My main reason for starting this blog was to collect some thoughts and facts about foreign aid, though I will probably put some unrelated posts in the blog as well.
Basically, I have been generally dissatisfied for many years with the effects on the world of US foreign policy and foreign aid, and suspicious about our government's motivations in that arena. At the end of 2005, I read a very thought-provoking book about US foreign aid policy, called Confessions of an Economic Hit Man, by John Perkins, which had some startling stories in it that confirmed my suspicions about what was really going on. Soon after reading that book, I went on a six-week trip to Nicaragua, where I saw some of the effects of US foreign aid, as well as foreign aid from other countries to Nicaragua.

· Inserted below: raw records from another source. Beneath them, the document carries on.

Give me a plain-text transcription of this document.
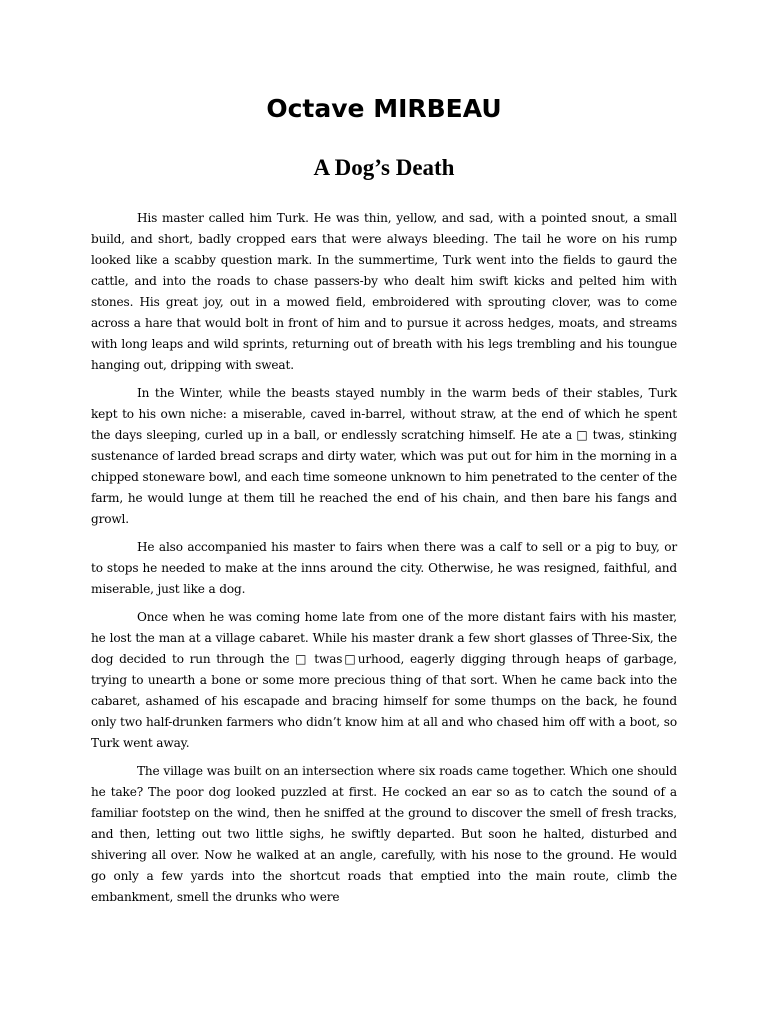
Octave MIRBEAU
A Dog’s Death

His master called him Turk. He was thin, yellow, and sad, with a pointed snout, a small build, and short, badly cropped ears that were always bleeding. The tail he wore on his rump looked like a scabby question mark. In the summertime, Turk went into the fields to gaurd the cattle, and into the roads to chase passers-by who dealt him swift kicks and pelted him with stones. His great joy, out in a mowed field, embroidered with sprouting clover, was to come across a hare that would bolt in front of him and to pursue it across hedges, moats, and streams with long leaps and wild sprints, returning out of breath with his legs trembling and his toungue hanging out, dripping with sweat.

In the Winter, while the beasts stayed numbly in the warm beds of their stables, Turk kept to his own niche: a miserable, caved in-barrel, without straw, at the end of which he spent the days sleeping, curled up in a ball, or endlessly scratching himself. He ate a □ twas, stinking sustenance of larded bread scraps and dirty water, which was put out for him in the morning in a chipped stoneware bowl, and each time someone unknown to him penetrated to the center of the farm, he would lunge at them till he reached the end of his chain, and then bare his fangs and growl.

He also accompanied his master to fairs when there was a calf to sell or a pig to buy, or to stops he needed to make at the inns around the city. Otherwise, he was resigned, faithful, and miserable, just like a dog.

Once when he was coming home late from one of the more distant fairs with his master, he lost the man at a village cabaret. While his master drank a few short glasses of Three-Six, the dog decided to run through the □ twas□urhood, eagerly digging through heaps of garbage, trying to unearth a bone or some more precious thing of that sort. When he came back into the cabaret, ashamed of his escapade and bracing himself for some thumps on the back, he found only two half-drunken farmers who didn’t know him at all and who chased him off with a boot, so Turk went away.

The village was built on an intersection where six roads came together. Which one should he take? The poor dog looked puzzled at first. He cocked an ear so as to catch the sound of a familiar footstep on the wind, then he sniffed at the ground to discover the smell of fresh tracks, and then, letting out two little sighs, he swiftly departed. But soon he halted, disturbed and shivering all over. Now he walked at an angle, carefully, with his nose to the ground. He would go only a few yards into the shortcut roads that emptied into the main route, climb the embankment, smell the drunks who were
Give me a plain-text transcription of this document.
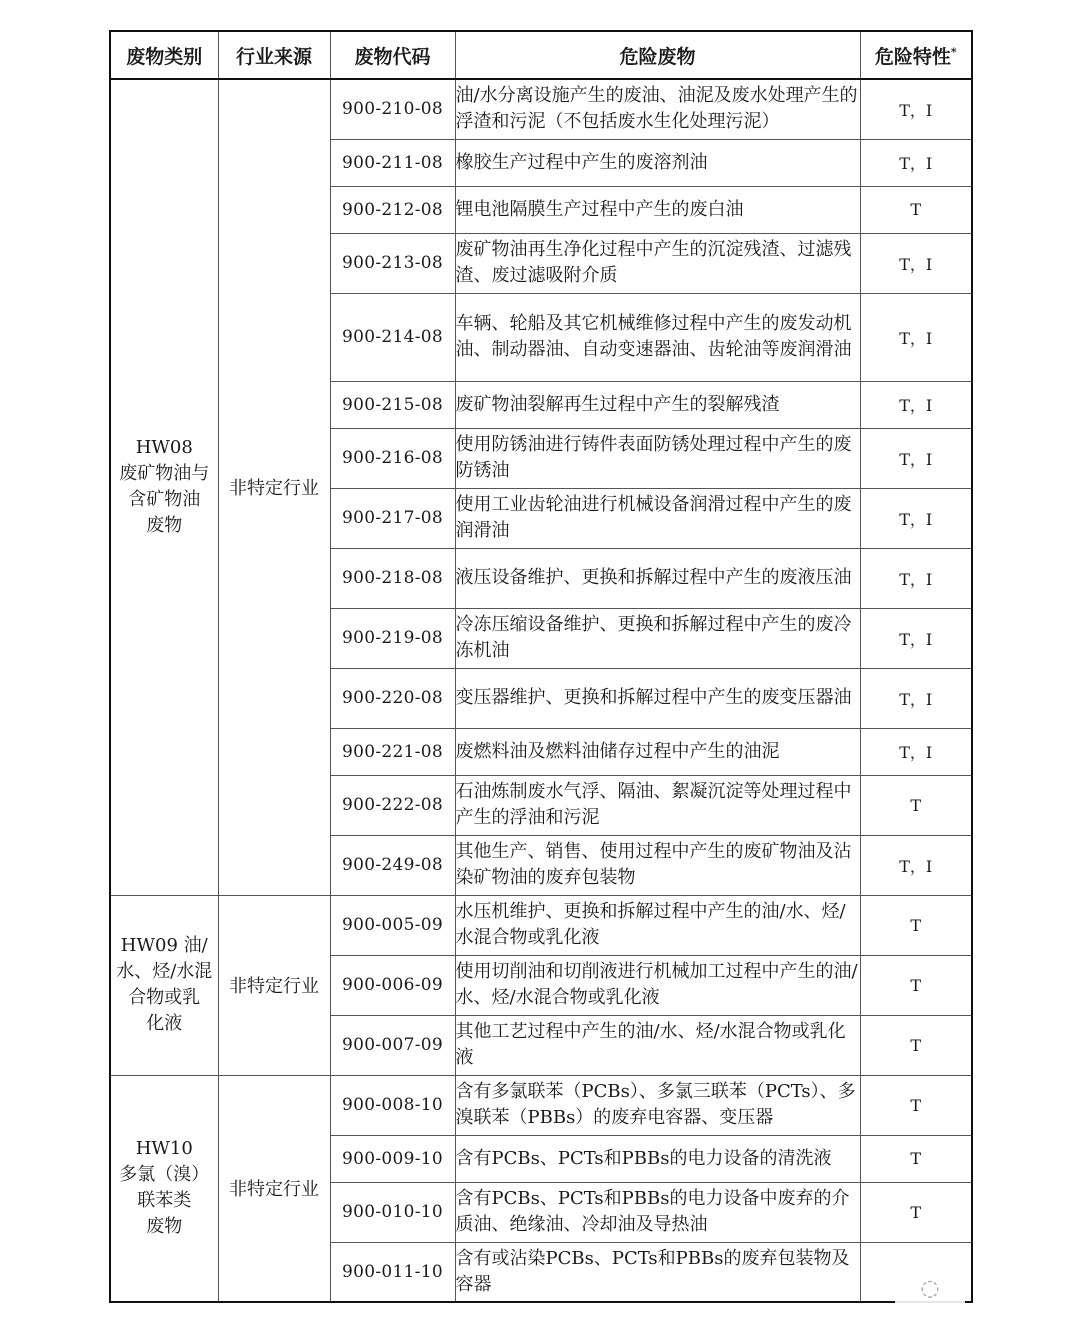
废物类别	行业来源	废物代码	危险废物	危险特性*

HW08
废矿物油与
含矿物油
废物	非特定行业	900-210-08	油/水分离设施产生的废油、油泥及废水处理产生的浮渣和污泥（不包括废水生化处理污泥）	T，I
		900-211-08	橡胶生产过程中产生的废溶剂油	T，I
		900-212-08	锂电池隔膜生产过程中产生的废白油	T
		900-213-08	废矿物油再生净化过程中产生的沉淀残渣、过滤残渣、废过滤吸附介质	T，I
		900-214-08	车辆、轮船及其它机械维修过程中产生的废发动机油、制动器油、自动变速器油、齿轮油等废润滑油	T，I
		900-215-08	废矿物油裂解再生过程中产生的裂解残渣	T，I
		900-216-08	使用防锈油进行铸件表面防锈处理过程中产生的废防锈油	T，I
		900-217-08	使用工业齿轮油进行机械设备润滑过程中产生的废润滑油	T，I
		900-218-08	液压设备维护、更换和拆解过程中产生的废液压油	T，I
		900-219-08	冷冻压缩设备维护、更换和拆解过程中产生的废冷冻机油	T，I
		900-220-08	变压器维护、更换和拆解过程中产生的废变压器油	T，I
		900-221-08	废燃料油及燃料油储存过程中产生的油泥	T，I
		900-222-08	石油炼制废水气浮、隔油、絮凝沉淀等处理过程中产生的浮油和污泥	T
		900-249-08	其他生产、销售、使用过程中产生的废矿物油及沾染矿物油的废弃包装物	T，I

HW09 油/
水、烃/水混
合物或乳
化液	非特定行业	900-005-09	水压机维护、更换和拆解过程中产生的油/水、烃/水混合物或乳化液	T
		900-006-09	使用切削油和切削液进行机械加工过程中产生的油/水、烃/水混合物或乳化液	T
		900-007-09	其他工艺过程中产生的油/水、烃/水混合物或乳化液	T

HW10
多氯（溴）
联苯类
废物	非特定行业	900-008-10	含有多氯联苯（PCBs）、多氯三联苯（PCTs）、多溴联苯（PBBs）的废弃电容器、变压器	T
		900-009-10	含有PCBs、PCTs和PBBs的电力设备的清洗液	T
		900-010-10	含有PCBs、PCTs和PBBs的电力设备中废弃的介质油、绝缘油、冷却油及导热油	T
		900-011-10	含有或沾染PCBs、PCTs和PBBs的废弃包装物及容器		◌
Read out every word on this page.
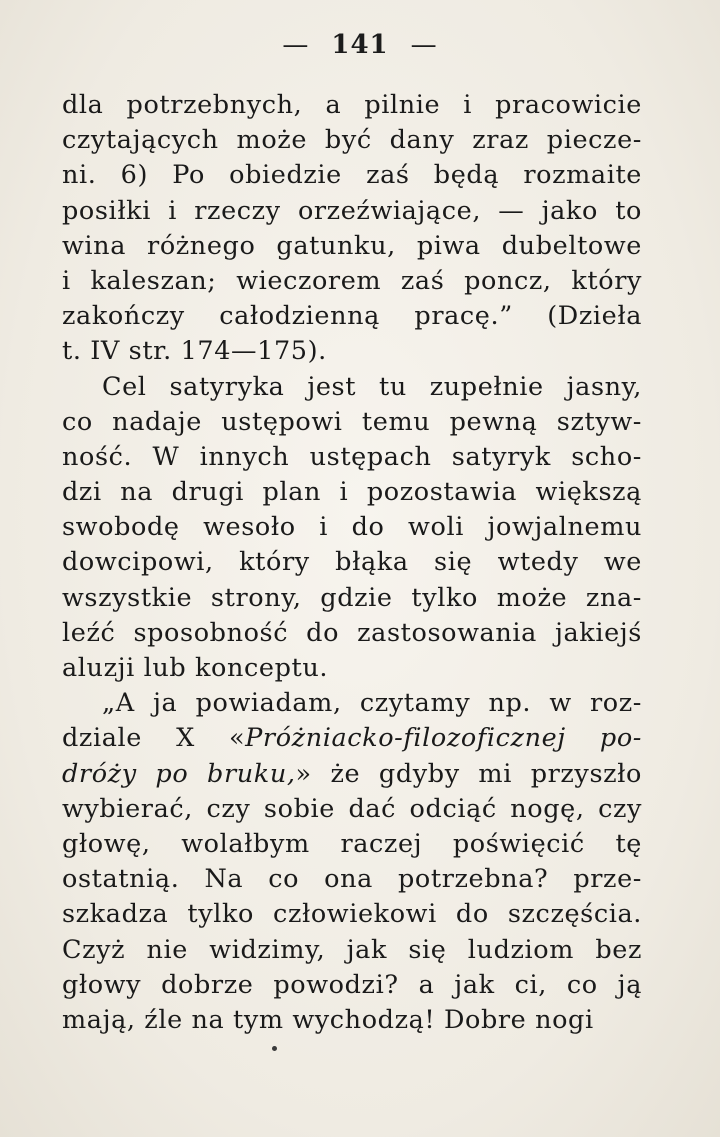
— 141 —
dla potrzebnych, a pilnie i pracowicie
czytających może być dany zraz piecze-
ni. 6) Po obiedzie zaś będą rozmaite
posiłki i rzeczy orzeźwiające, — jako to
wina różnego gatunku, piwa dubeltowe
i kaleszan; wieczorem zaś poncz, który
zakończy całodzienną pracę.” (Dzieła
t. IV str. 174—175).
Cel satyryka jest tu zupełnie jasny,
co nadaje ustępowi temu pewną sztyw-
ność. W innych ustępach satyryk scho-
dzi na drugi plan i pozostawia większą
swobodę wesoło i do woli jowjalnemu
dowcipowi, który błąka się wtedy we
wszystkie strony, gdzie tylko może zna-
leźć sposobność do zastosowania jakiejś
aluzji lub konceptu.
„A ja powiadam, czytamy np. w roz-
dziale X «Próżniacko-filozoficznej po-
dróży po bruku,» że gdyby mi przyszło
wybierać, czy sobie dać odciąć nogę, czy
głowę, wolałbym raczej poświęcić tę
ostatnią. Na co ona potrzebna? prze-
szkadza tylko człowiekowi do szczęścia.
Czyż nie widzimy, jak się ludziom bez
głowy dobrze powodzi? a jak ci, co ją
mają, źle na tym wychodzą! Dobre nogi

This was not my first trip abroad or to the less-well-off parts of Latin America, so nothing I saw was really new to me. However, this time I came back from my travels filled with the desire to do something: to make a change in the way the US, World Bank, and related agencies send foreign aid to Latin America (and probably to the rest of the developing world as well, though I know less about that).
But what can one person do? I have no intention (or chance) of becoming a high-ranking official in the cabinet, so I probably cannot have much direct effect on US foreign aid decisions. However, I have the sense (or at least hope) that if people in the US knew what was really going on in the arena of foreign aid, they would want to change our policies, and if enough people wanted to change our policies, eventually the politicians would have to listen to them and do something. So, my thought was that if I were going to try to educate people about what was going on, the first step would be to have some coherent information to give them, and that is what I plan to gather in this blog. It's a small first step, and maybe it will not change anything, but it is, at least, something that is worth trying. We'll see how it goes.